Dienstag, April 04, 2006
Berliner Zeitung: Seite 3 - Der Fortschritt in Neukölln
Die Rütli-Schule war nicht immer das, was sie heute ist. In der Weimarer Republik war sie eine der modernsten Lehranstalten zur Integration von Proletarierkindern
Irgendwann hat der Richter des Volksgerichtshofes genug. "Ich möchte nun keine Loblieder über die Rütli-Schule mehr hören", schreit er in den Saal. Es ist Herbst 1942, und das Nazi-Gericht verhandelt wegen Hochverrats gegen die Rütli-Gruppe, acht ehemalige Schüler jener heute so übel beleumdeten Schule in Berlin-Neukölln. Sie hatten Flugblätter unter dem Titel "Das freie Wort" in den Straßen um den Reuter-Kiez verteilt. Am 9. Oktober 1942 werden sie in Plötzensee hingerichtet. (...) Pädagogen wie Maria Montessori, Fritz Karsen oder Peter Petersen entwickelten ihre Ideen für eine moderne Schule. Eine Schule, die gerade in den sozialdemokratisch und kommunistisch geprägten Arbeitervierteln daran gehen sollte, das von der Klassengesellschaft geprägte Bildungssystem radikal zu verändern. "Ein Arbeiterbezirk wie Neukölln stellt dem Schulpolitiker die eindeutige Aufgabe, für die Massen eine Schule zu schaffen, die jedem die gleiche Lernmöglichkeit gibt. Also ist die Einheitsschule gefordert. Diese muss so gestaltet sein, dass sie jeden Schüler auf das Leben in der Gesellschaft unserer Zeit vorbereitet", schreibt Karsen 1928. Ihm geht es um "eine einheitliche Schule vom Kindergarten bis zur höheren Schule".

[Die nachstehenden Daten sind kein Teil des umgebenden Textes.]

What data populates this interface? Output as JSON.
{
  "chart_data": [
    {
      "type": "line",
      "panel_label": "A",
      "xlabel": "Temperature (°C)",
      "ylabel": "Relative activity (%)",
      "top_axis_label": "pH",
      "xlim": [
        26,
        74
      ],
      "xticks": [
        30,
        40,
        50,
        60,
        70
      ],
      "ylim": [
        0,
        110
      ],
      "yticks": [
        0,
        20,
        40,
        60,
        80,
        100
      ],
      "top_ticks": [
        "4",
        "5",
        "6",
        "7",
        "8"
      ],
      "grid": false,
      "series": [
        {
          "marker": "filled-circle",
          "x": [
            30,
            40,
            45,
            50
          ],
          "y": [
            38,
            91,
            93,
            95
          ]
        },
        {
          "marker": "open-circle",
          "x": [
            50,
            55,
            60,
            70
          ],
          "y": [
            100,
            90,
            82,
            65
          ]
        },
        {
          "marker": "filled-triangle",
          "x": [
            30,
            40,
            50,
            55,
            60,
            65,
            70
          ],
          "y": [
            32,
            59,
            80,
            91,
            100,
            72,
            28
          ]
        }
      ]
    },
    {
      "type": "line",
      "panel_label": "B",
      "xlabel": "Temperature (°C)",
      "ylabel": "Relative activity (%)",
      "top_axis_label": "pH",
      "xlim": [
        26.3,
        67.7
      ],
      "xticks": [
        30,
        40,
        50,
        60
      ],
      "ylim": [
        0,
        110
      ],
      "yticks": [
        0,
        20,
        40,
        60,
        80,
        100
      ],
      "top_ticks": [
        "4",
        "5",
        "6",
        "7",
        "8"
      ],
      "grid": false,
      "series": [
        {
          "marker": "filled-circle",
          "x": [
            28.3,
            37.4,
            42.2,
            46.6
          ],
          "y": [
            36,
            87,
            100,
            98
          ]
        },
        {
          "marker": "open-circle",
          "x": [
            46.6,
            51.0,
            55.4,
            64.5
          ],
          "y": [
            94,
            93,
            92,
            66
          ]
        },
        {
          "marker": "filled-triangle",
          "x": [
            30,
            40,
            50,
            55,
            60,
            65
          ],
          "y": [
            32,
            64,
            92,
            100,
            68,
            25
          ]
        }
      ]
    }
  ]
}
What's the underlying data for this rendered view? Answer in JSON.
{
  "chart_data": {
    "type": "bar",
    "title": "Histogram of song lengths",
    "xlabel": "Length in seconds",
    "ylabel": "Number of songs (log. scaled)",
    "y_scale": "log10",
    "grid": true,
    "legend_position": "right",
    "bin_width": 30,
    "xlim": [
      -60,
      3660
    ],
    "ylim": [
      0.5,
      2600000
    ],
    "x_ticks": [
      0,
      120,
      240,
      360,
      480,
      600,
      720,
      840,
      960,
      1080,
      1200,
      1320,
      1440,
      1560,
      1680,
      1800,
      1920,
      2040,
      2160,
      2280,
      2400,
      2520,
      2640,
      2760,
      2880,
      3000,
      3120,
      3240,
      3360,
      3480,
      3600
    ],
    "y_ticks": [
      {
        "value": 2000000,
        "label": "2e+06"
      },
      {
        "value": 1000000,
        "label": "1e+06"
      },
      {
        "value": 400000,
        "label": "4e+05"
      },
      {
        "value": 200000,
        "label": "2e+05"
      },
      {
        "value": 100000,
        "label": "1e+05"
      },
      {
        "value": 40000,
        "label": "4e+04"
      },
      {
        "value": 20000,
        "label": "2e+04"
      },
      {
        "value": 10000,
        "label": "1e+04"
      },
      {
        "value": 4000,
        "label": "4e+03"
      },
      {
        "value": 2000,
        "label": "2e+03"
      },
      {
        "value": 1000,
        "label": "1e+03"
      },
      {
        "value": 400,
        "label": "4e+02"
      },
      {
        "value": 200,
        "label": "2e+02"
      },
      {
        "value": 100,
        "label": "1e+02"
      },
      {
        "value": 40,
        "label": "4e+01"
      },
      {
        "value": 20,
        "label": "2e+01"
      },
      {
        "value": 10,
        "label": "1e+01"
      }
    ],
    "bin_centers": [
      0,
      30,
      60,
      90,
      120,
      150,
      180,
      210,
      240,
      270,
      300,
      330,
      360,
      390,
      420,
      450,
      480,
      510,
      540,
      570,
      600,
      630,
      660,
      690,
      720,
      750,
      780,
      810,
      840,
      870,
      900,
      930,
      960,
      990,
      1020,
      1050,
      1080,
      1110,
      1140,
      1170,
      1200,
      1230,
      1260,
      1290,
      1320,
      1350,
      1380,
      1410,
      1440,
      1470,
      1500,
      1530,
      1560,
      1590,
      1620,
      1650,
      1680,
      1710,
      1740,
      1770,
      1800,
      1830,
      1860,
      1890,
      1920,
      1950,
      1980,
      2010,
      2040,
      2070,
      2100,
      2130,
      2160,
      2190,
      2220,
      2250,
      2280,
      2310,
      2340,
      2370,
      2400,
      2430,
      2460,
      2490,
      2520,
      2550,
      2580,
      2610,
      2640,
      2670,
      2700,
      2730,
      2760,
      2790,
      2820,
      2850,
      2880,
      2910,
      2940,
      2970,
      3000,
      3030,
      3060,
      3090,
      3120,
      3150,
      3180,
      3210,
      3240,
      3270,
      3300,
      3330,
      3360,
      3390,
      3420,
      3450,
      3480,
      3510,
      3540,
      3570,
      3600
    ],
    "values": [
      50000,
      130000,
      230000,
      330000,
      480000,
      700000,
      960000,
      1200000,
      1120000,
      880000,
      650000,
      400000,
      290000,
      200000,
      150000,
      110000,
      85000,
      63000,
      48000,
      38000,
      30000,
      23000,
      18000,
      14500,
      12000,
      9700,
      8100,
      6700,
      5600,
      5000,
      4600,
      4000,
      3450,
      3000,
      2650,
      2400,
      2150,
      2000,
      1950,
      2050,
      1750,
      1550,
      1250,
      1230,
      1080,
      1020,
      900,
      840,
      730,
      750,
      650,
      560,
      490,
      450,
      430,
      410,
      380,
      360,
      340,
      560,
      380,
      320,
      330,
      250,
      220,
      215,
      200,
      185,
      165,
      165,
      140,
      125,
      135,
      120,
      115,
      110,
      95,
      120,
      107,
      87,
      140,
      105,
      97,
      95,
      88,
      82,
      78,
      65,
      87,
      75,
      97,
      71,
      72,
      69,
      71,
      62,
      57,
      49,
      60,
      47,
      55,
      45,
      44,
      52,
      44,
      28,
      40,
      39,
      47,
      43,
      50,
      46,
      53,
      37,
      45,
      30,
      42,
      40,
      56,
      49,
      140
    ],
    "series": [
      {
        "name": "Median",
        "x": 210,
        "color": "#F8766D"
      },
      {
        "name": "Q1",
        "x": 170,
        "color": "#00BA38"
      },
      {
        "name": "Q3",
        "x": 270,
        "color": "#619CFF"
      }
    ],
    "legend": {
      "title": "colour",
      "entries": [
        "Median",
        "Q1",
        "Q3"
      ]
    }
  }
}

Zu dieser Zeit baut er in Neukölln das Kaiser-Friedrich-Realgymnasium zur Karl-Marx-Schule um, nach heutigen Begriffen eine kooperative Gesamtschule. Die gleichen Ideen verfolgen die Lehrer an der Rütli-Schule, die eine der ersten Berliner Lebensgemeinschaftsschulen wird.